Bei stärkerer Cellulite und bei zusätzlich gewünschter Volumen- bzw. Umfangreduktion wird vorbereitend die Lokale Dynamische Mikromassage (LDM) durchgeführt. Sie basiert auf einem schnellen Wechsel von Ultraschallfrequenzen und sorgt für eine Verbesserung der Bindegewebsstrukturen. Beschleunigte Diffusionsvorgänge bewirken eine Erhöhung des Fettstoffwechsels. Die Therapie selbst ist absolut schmerzfrei.

Fettreduktion mit Fettwegspritze

Schwimmreifen, Doppelkinn und Oberschenkelspeck gehören der Vergangenheit an. Ganz ohne blutige Operationen wird eine Fettreduktion ohne Operation gegen lästige Fettpölsterchen angeboten.

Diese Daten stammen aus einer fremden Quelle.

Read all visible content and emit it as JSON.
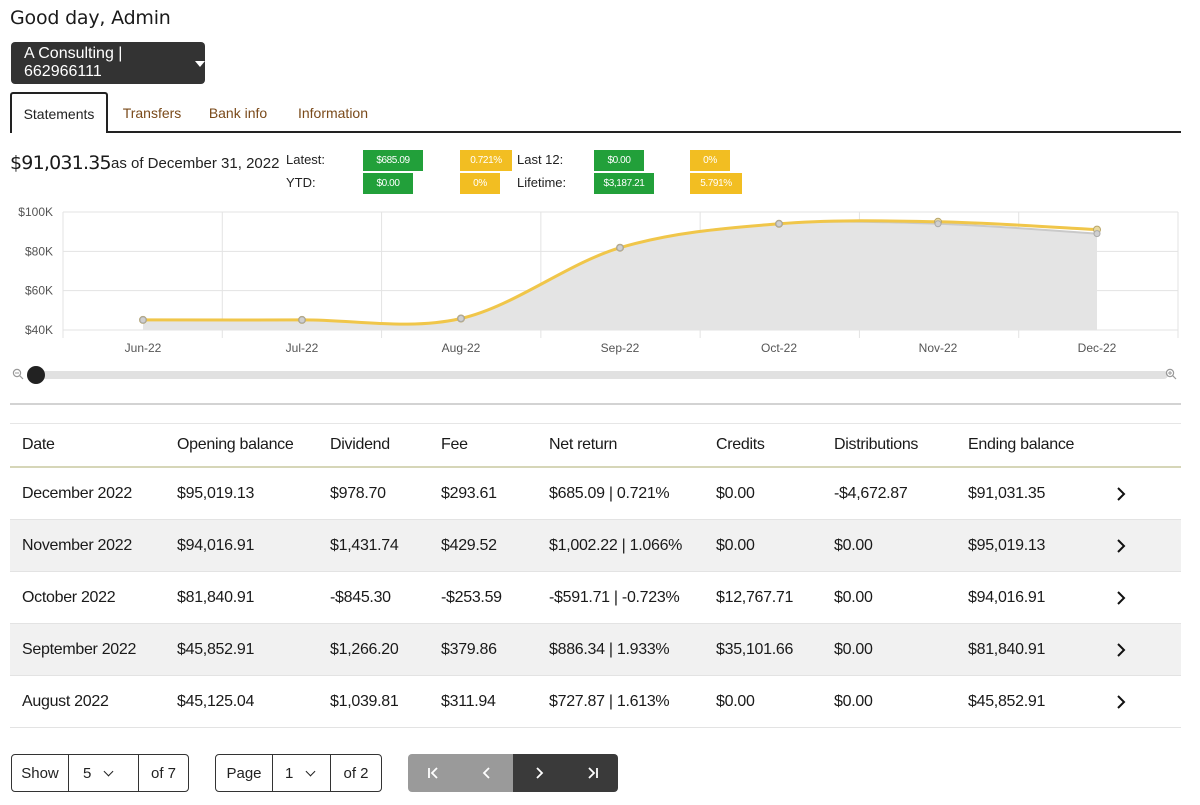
{
  "greeting": "Good day, Admin",
  "account_selector": {
    "label": "A Consulting | 662966111"
  },
  "tabs": [
    {
      "label": "Statements",
      "active": true
    },
    {
      "label": "Transfers",
      "active": false
    },
    {
      "label": "Bank info",
      "active": false
    },
    {
      "label": "Information",
      "active": false
    }
  ],
  "summary": {
    "balance": "$91,031.35",
    "as_of": "as of December 31, 2022",
    "latest_label": "Latest:",
    "latest_amount": "$685.09",
    "latest_pct": "0.721%",
    "ytd_label": "YTD:",
    "ytd_amount": "$0.00",
    "ytd_pct": "0%",
    "last12_label": "Last 12:",
    "last12_amount": "$0.00",
    "last12_pct": "0%",
    "lifetime_label": "Lifetime:",
    "lifetime_amount": "$3,187.21",
    "lifetime_pct": "5.791%"
  },
  "colors": {
    "gain": "#22a03a",
    "pct": "#f2be22",
    "line": "#f0c64a",
    "area": "#e4e4e4",
    "dark": "#333333"
  },
  "chart_data": {
    "type": "area",
    "categories": [
      "Jun-22",
      "Jul-22",
      "Aug-22",
      "Sep-22",
      "Oct-22",
      "Nov-22",
      "Dec-22"
    ],
    "series": [
      {
        "values": [
          45125,
          45125,
          45853,
          81841,
          94017,
          95019,
          91031
        ]
      },
      {
        "values": [
          45125,
          45125,
          45853,
          81841,
          94017,
          94017,
          89000
        ]
      }
    ],
    "yticks": [
      "$40K",
      "$60K",
      "$80K",
      "$100K"
    ],
    "ylim": [
      40000,
      100000
    ],
    "grid": true
  },
  "table": {
    "headers": [
      "Date",
      "Opening balance",
      "Dividend",
      "Fee",
      "Net return",
      "Credits",
      "Distributions",
      "Ending balance"
    ],
    "rows": [
      [
        "December 2022",
        "$95,019.13",
        "$978.70",
        "$293.61",
        "$685.09 | 0.721%",
        "$0.00",
        "-$4,672.87",
        "$91,031.35"
      ],
      [
        "November 2022",
        "$94,016.91",
        "$1,431.74",
        "$429.52",
        "$1,002.22 | 1.066%",
        "$0.00",
        "$0.00",
        "$95,019.13"
      ],
      [
        "October 2022",
        "$81,840.91",
        "-$845.30",
        "-$253.59",
        "-$591.71 | -0.723%",
        "$12,767.71",
        "$0.00",
        "$94,016.91"
      ],
      [
        "September 2022",
        "$45,852.91",
        "$1,266.20",
        "$379.86",
        "$886.34 | 1.933%",
        "$35,101.66",
        "$0.00",
        "$81,840.91"
      ],
      [
        "August 2022",
        "$45,125.04",
        "$1,039.81",
        "$311.94",
        "$727.87 | 1.613%",
        "$0.00",
        "$0.00",
        "$45,852.91"
      ]
    ]
  },
  "pagination": {
    "show_label": "Show",
    "page_size": "5",
    "of_rows": "of 7",
    "page_label": "Page",
    "page_number": "1",
    "of_pages": "of 2"
  }
}
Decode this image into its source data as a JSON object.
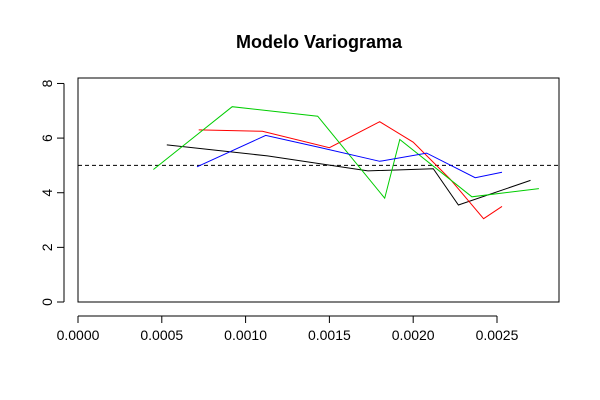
{
  "chart_data": {
    "type": "line",
    "title": "Modelo Variograma",
    "xlabel": "",
    "ylabel": "",
    "xlim": [
      0,
      0.00287
    ],
    "ylim": [
      0,
      8.2
    ],
    "x_ticks": [
      0,
      0.0005,
      0.001,
      0.0015,
      0.002,
      0.0025
    ],
    "x_tick_labels": [
      "0.0000",
      "0.0005",
      "0.0010",
      "0.0015",
      "0.0020",
      "0.0025"
    ],
    "y_ticks": [
      0,
      2,
      4,
      6,
      8
    ],
    "y_tick_labels": [
      "0",
      "2",
      "4",
      "6",
      "8"
    ],
    "reference_line": {
      "y": 5.0,
      "style": "dashed",
      "color": "#000000"
    },
    "grid": false,
    "series": [
      {
        "color": "#000000",
        "x": [
          0.00053,
          0.00113,
          0.00173,
          0.00212,
          0.00227,
          0.0027
        ],
        "y": [
          5.75,
          5.35,
          4.8,
          4.88,
          3.55,
          4.45
        ]
      },
      {
        "color": "#ff0000",
        "x": [
          0.00072,
          0.0011,
          0.0015,
          0.0018,
          0.002,
          0.00222,
          0.00242,
          0.00253
        ],
        "y": [
          6.3,
          6.25,
          5.65,
          6.6,
          5.85,
          4.5,
          3.05,
          3.5
        ]
      },
      {
        "color": "#00cd00",
        "x": [
          0.00045,
          0.00092,
          0.00143,
          0.00183,
          0.00192,
          0.00235,
          0.00275
        ],
        "y": [
          4.85,
          7.15,
          6.8,
          3.8,
          5.95,
          3.85,
          4.15
        ]
      },
      {
        "color": "#0000ff",
        "x": [
          0.00071,
          0.00112,
          0.00145,
          0.0018,
          0.00208,
          0.00237,
          0.00253
        ],
        "y": [
          4.95,
          6.1,
          5.65,
          5.15,
          5.45,
          4.55,
          4.75
        ]
      }
    ]
  }
}
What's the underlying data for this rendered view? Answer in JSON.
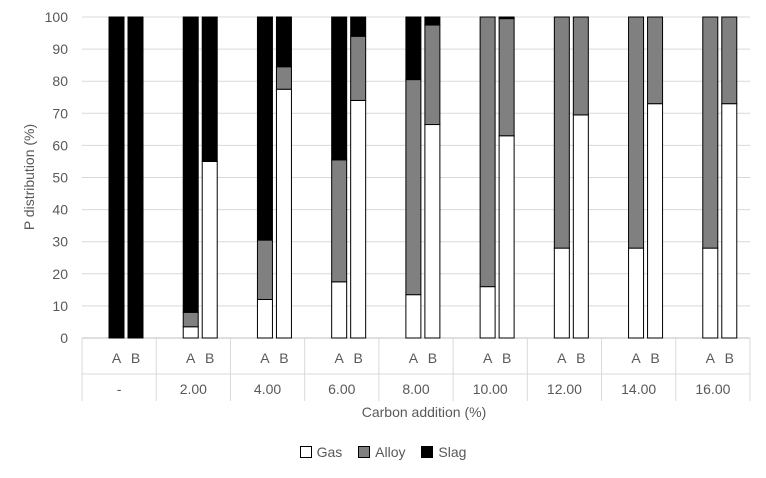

Die Fettreduktion durch die Fettweg-Spritze (Injektions-Lipolyse) kann in kleineren, gut abgegrenzten Regionen eine besonders gute Wirkung entfalten. Lipostabil (Phosphatidylcholin), ein Extrakt der Sojabohne, wird durch kleinste Injektionen in die Problemzone eingeschleust und löst dort die Fettzellen auf. Zwei bis vier Sitzungen im Abstand von vier Wochen sind zur dauerhaft erfolgreichen Behandlung empfohlen. Um für einen verbesserten Abtransport der aufgelösten Zellen zu sorgen wird im Anschluss an die Injektions-Lipolyse Koffein über die Lokale Dynamische Mikromassage (LDM) eingeschleust.

Die Injektions-Lipolyse dient allerdings nicht der Gewichtsreduktion, sie kann lediglich die Körperkonturen verbessern. Der dauerhafte Erfolg tritt im Gegensatz zu einer operativen Fettabsaugung nicht sofort ein, sondern zeitlich verzögert. PatientInnen zeigen auch nach sieben Jahren immer noch eine deutliche Umfangreduktion.

Wer keine Injektionsnadeln an sich ran lassen möchte, der benötigt mehrere Sitzungen mit der VelaShape-Technologie, einem tri-energetischen Fettzertrümmerer aus Radiowelle, Infrarot und Vakuummassage. Die Anzahl und Dauer der notwendigen Therapiesitzungen richtet sich nach der zu behandelten Körperregion, in der Regel sind 10 bis 15 Behandlungen in wöchentlichen Abständen vonnöten.